I am asked to evaluated
$ \int^{\frac{3\sqrt3}{2}}_0 \frac{x^3}{(4x^2+9)^{\frac{3}{2}}} $
where $a>0$
the text book shows that during the u-substitution you should get $\int^{3\sqrt3}_0 {\frac{{\frac{1}{2}}(u^3)}{\sqrt(u^2+9)^3}\frac{1}{2}}du $
then the limit is changed again after doing a trig substitution
What was done to change the limit at the step shown?

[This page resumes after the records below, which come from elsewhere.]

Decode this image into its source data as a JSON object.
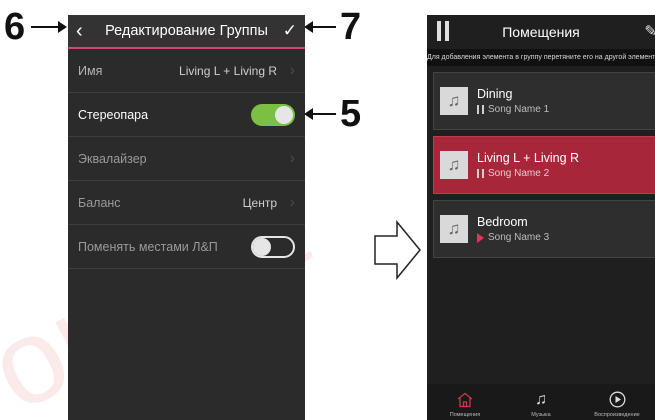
{
  "callouts": {
    "left_top": "6",
    "right_top": "7",
    "right_mid": "5"
  },
  "edit_group": {
    "title": "Редактирование Группы",
    "rows": [
      {
        "label": "Имя",
        "value": "Living L + Living R"
      },
      {
        "label": "Стереопара",
        "toggle": "on"
      },
      {
        "label": "Эквалайзер"
      },
      {
        "label": "Баланс",
        "value": "Центр"
      },
      {
        "label": "Поменять местами Л&П",
        "toggle": "off"
      }
    ]
  },
  "rooms_screen": {
    "title": "Помещения",
    "hint": "Для добавления элемента в группу перетяните его на другой элемент",
    "rooms": [
      {
        "name": "Dining",
        "song": "Song Name 1",
        "state": "paused"
      },
      {
        "name": "Living L + Living R",
        "song": "Song Name 2",
        "state": "paused",
        "active": true
      },
      {
        "name": "Bedroom",
        "song": "Song Name 3",
        "state": "playing"
      }
    ],
    "nav": [
      {
        "label": "Помещения",
        "icon": "house-icon",
        "active": true
      },
      {
        "label": "Музыка",
        "icon": "music-note-icon"
      },
      {
        "label": "Воспроизведение",
        "icon": "play-circle-icon"
      }
    ]
  },
  "colors": {
    "accent_pink": "#d6417a",
    "active_room": "#a8263a",
    "toggle_on": "#7bc043"
  }
}
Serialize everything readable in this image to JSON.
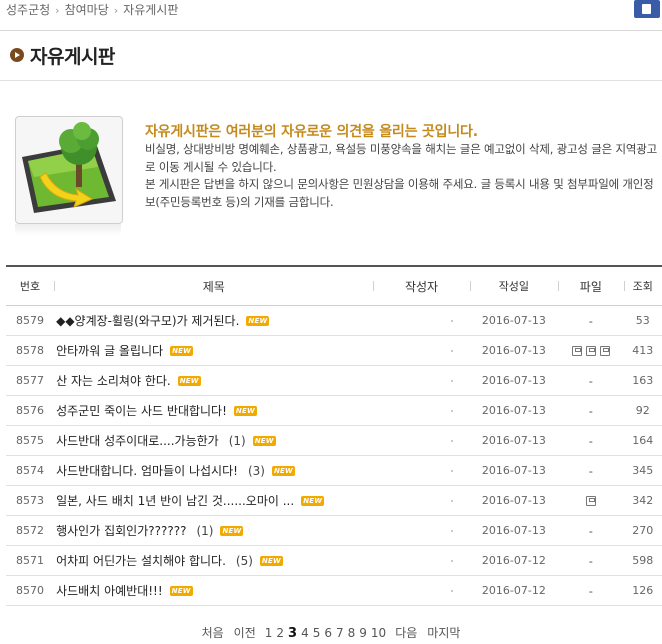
{
  "breadcrumb": [
    "성주군청",
    "참여마당",
    "자유게시판"
  ],
  "page_title": "자유게시판",
  "intro": {
    "heading": "자유게시판은 여러분의 자유로운 의견을 올리는 곳입니다.",
    "lines": [
      "비실명, 상대방비방 명예훼손, 상품광고, 욕설등 미풍양속을 해치는 글은 예고없이 삭제, 광고성 글은 지역광고로 이동 게시될 수 있습니다.",
      "본 게시판은 답변을 하지 않으니 문의사항은 민원상담을 이용해 주세요. 글 등록시 내용 및 첨부파일에 개인정보(주민등록번호 등)의 기재를 금합니다."
    ]
  },
  "table": {
    "headers": [
      "번호",
      "제목",
      "작성자",
      "작성일",
      "파일",
      "조회"
    ],
    "new_label": "NEW",
    "rows": [
      {
        "no": "8579",
        "title": "◆◆양계장-휠링(와구모)가 제거된다.",
        "comments": "",
        "date": "2016-07-13",
        "file": "-",
        "file_icons": 0,
        "views": "53"
      },
      {
        "no": "8578",
        "title": "안타까워 글 올립니다",
        "comments": "",
        "date": "2016-07-13",
        "file": "",
        "file_icons": 3,
        "views": "413"
      },
      {
        "no": "8577",
        "title": "산 자는 소리쳐야 한다.",
        "comments": "",
        "date": "2016-07-13",
        "file": "-",
        "file_icons": 0,
        "views": "163"
      },
      {
        "no": "8576",
        "title": "성주군민 죽이는 사드 반대합니다!",
        "comments": "",
        "date": "2016-07-13",
        "file": "-",
        "file_icons": 0,
        "views": "92"
      },
      {
        "no": "8575",
        "title": "사드반대 성주이대로....가능한가",
        "comments": "(1)",
        "date": "2016-07-13",
        "file": "-",
        "file_icons": 0,
        "views": "164"
      },
      {
        "no": "8574",
        "title": "사드반대합니다. 엄마들이 나섭시다!",
        "comments": "(3)",
        "date": "2016-07-13",
        "file": "-",
        "file_icons": 0,
        "views": "345"
      },
      {
        "no": "8573",
        "title": "일본, 사드 배치 1년 반이 남긴 것......오마이 ...",
        "comments": "",
        "date": "2016-07-13",
        "file": "",
        "file_icons": 1,
        "views": "342"
      },
      {
        "no": "8572",
        "title": "행사인가 집회인가??????",
        "comments": "(1)",
        "date": "2016-07-13",
        "file": "-",
        "file_icons": 0,
        "views": "270"
      },
      {
        "no": "8571",
        "title": "어차피 어딘가는 설치해야 합니다.",
        "comments": "(5)",
        "date": "2016-07-12",
        "file": "-",
        "file_icons": 0,
        "views": "598"
      },
      {
        "no": "8570",
        "title": "사드배치 아예반대!!!",
        "comments": "",
        "date": "2016-07-12",
        "file": "-",
        "file_icons": 0,
        "views": "126"
      }
    ]
  },
  "pagination": {
    "first": "처음",
    "prev": "이전",
    "pages": [
      "1",
      "2",
      "3",
      "4",
      "5",
      "6",
      "7",
      "8",
      "9",
      "10"
    ],
    "current": "3",
    "next": "다음",
    "last": "마지막"
  },
  "colors": {
    "accent_heading": "#c48a1c",
    "title_bullet": "#7a4a1e",
    "top_button": "#3a5ba8",
    "new_badge": "#f2a900"
  }
}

I guess the suggested substitution was $u^2=4x^2$, so that $u=2x$. From thereone you got $u_b=2\cdot 0$ for the limit on the bottom and $u_t=2\cdot \frac{3\sqrt{3}}{2}=3\sqrt{3}$ for the top. With the change of the differential by $dx=\frac{du}2$ the integral becomes
$$\int_0^{\frac{3\sqrt{3}}{2}} \frac{x^3}{(4x^2+9)^{\frac32}} dx~=~ \int_0^{3\sqrt{3}} \frac{\left(\frac{u}2\right)^3}{(u^2+9)^{\frac32}} \frac{du}2$$
When I am not mistaken this integral is different to the one you offer by a factor of $\frac14$ and I am not sure why.

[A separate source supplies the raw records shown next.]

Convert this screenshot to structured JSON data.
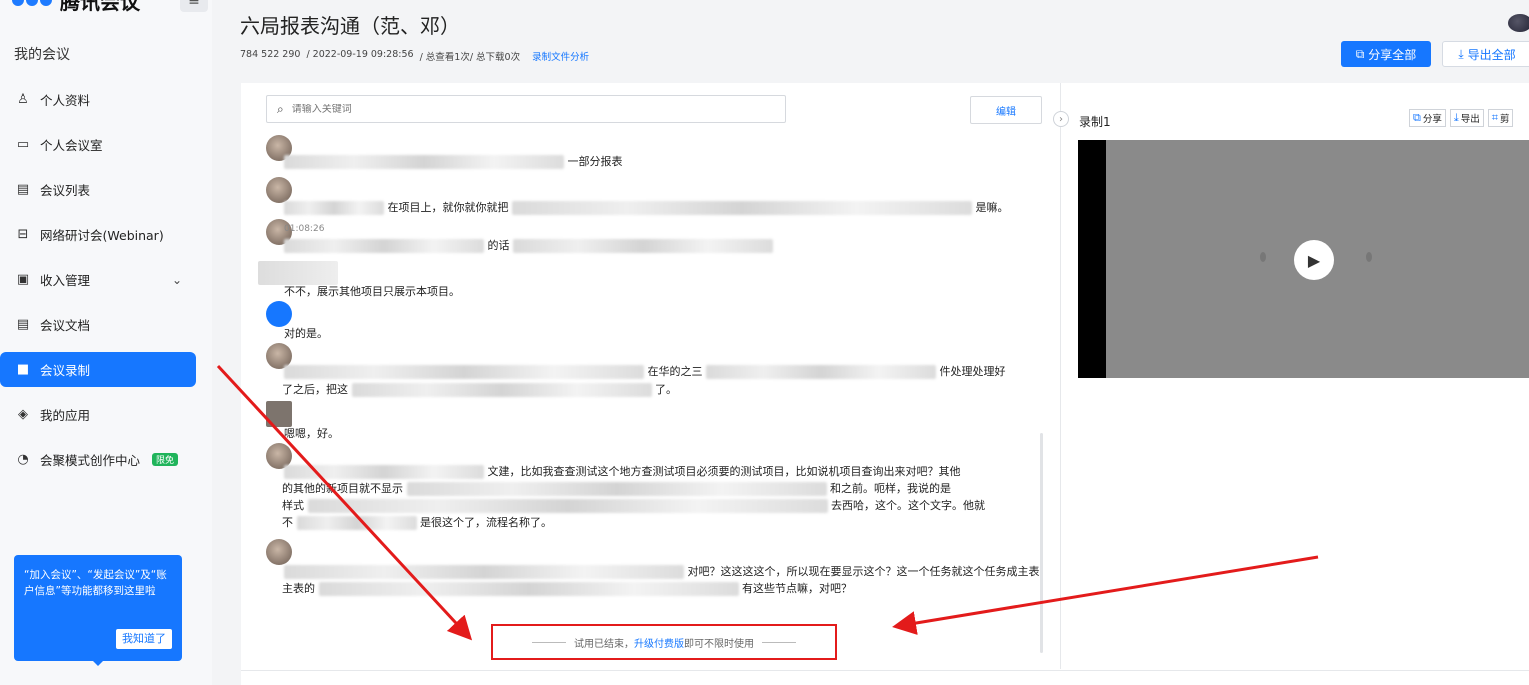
{
  "app": {
    "brand": "腾讯会议"
  },
  "sidebar": {
    "section_title": "我的会议",
    "items": [
      {
        "label": "个人资料",
        "icon": "user-icon"
      },
      {
        "label": "个人会议室",
        "icon": "monitor-icon"
      },
      {
        "label": "会议列表",
        "icon": "list-icon"
      },
      {
        "label": "网络研讨会(Webinar)",
        "icon": "webinar-icon"
      },
      {
        "label": "收入管理",
        "icon": "wallet-icon"
      },
      {
        "label": "会议文档",
        "icon": "document-icon"
      },
      {
        "label": "会议录制",
        "icon": "camera-icon"
      },
      {
        "label": "我的应用",
        "icon": "layers-icon"
      },
      {
        "label": "会聚模式创作中心",
        "icon": "creation-icon",
        "badge": "限免"
      }
    ],
    "tip": {
      "text": "“加入会议”、“发起会议”及“账户信息”等功能都移到这里啦",
      "button": "我知道了"
    }
  },
  "header": {
    "title": "六局报表沟通（范、邓）",
    "meta_id": "784 522 290",
    "meta_date": "/ 2022-09-19 09:28:56",
    "meta_stats": "/ 总查看1次/ 总下载0次",
    "meta_link": "录制文件分析",
    "share_all": "分享全部",
    "export_all": "导出全部"
  },
  "transcript": {
    "search_placeholder": "请输入关键词",
    "edit_button": "编辑",
    "messages": [
      {
        "text": "一部分报表"
      },
      {
        "text": "在项目上，就你就你就把",
        "tail": "是嘛。"
      },
      {
        "time": "01:08:26",
        "text": "的话"
      },
      {
        "text": "不不，展示其他项目只展示本项目。"
      },
      {
        "text": "对的是。"
      },
      {
        "text": "在华的之三",
        "tail": "件处理处理好",
        "line2": "了之后，把这",
        "line2_tail": "了。"
      },
      {
        "text": "嗯嗯，好。"
      },
      {
        "text": "文建，比如我查查测试这个地方查测试项目必须要的测试项目，比如说机项目查询出来对吧？其他",
        "line2": "的其他的新项目就不显示",
        "line2_tail": "和之前。呃样，我说的是",
        "line3": "样式",
        "line3_tail": "去西哈，这个。这个文字。他就",
        "line4": "不",
        "line4_tail": "是很这个了，流程名称了。"
      },
      {
        "text": "对吧？这这这这个，所以现在要显示这个？这一个任务就这个任务成主表",
        "line2": "主表的",
        "line2_tail": "有这些节点嘛，对吧？"
      }
    ],
    "trial_prefix": "试用已结束，",
    "trial_link": "升级付费版",
    "trial_suffix": "即可不限时使用"
  },
  "recording": {
    "title": "录制1",
    "share": "分享",
    "export": "导出",
    "crop": "剪"
  }
}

You can dodge the trigonometric substitution by setting $t=4x^2+9$ $(x^2=\frac14(t-9))$ and therefore $xdx=\frac{dt}8$, $t_b=9$, $t_t=36$ so that the integral changes to
$$\int_0^{\frac{3\sqrt{3}}{2}} \frac{x^3}{(4x^2+9)^{\frac32}} dx~=~\int_6^{36} \frac{\frac14(t-9)}{t^{\frac32}} \frac{dt}8~=~\frac1{32}\int_6^{36}\frac1{t^{\frac12}}-\frac9{t^{\frac32}}dt$$
where the last integral only needs you to integrate roots which is quite easy.
The first substition is $$u=2x\to du=2dx\to \frac12 du=dx$$
This leads to: $$\int_{\alpha}^{\beta}{\frac{(\frac u2)^3}{(u^2+9)^3}\cdot\frac12 du}$$
(Note my use of $\alpha$ and $\beta$ in the limits - it is my strong advice that you deal with limits after substituting lest you confuse yourself - this is how I do it too!)
Your limits $dx$ are $0$ and $\frac32\sqrt3$ respectively. Since $u=2x$, your limits $du$ are $0$ and $3\sqrt3$ respectively.
When the trigonometric substitution is made (I don't know which would be used here - but for example's sake let's say it is $t=\sin(u)$), then you would apply that function to your limits to get your new limits (with my example your limits $dt$ would be $\sin (0)=0$ and $\sin (3\sqrt3)\approx-0.8852$ respectively)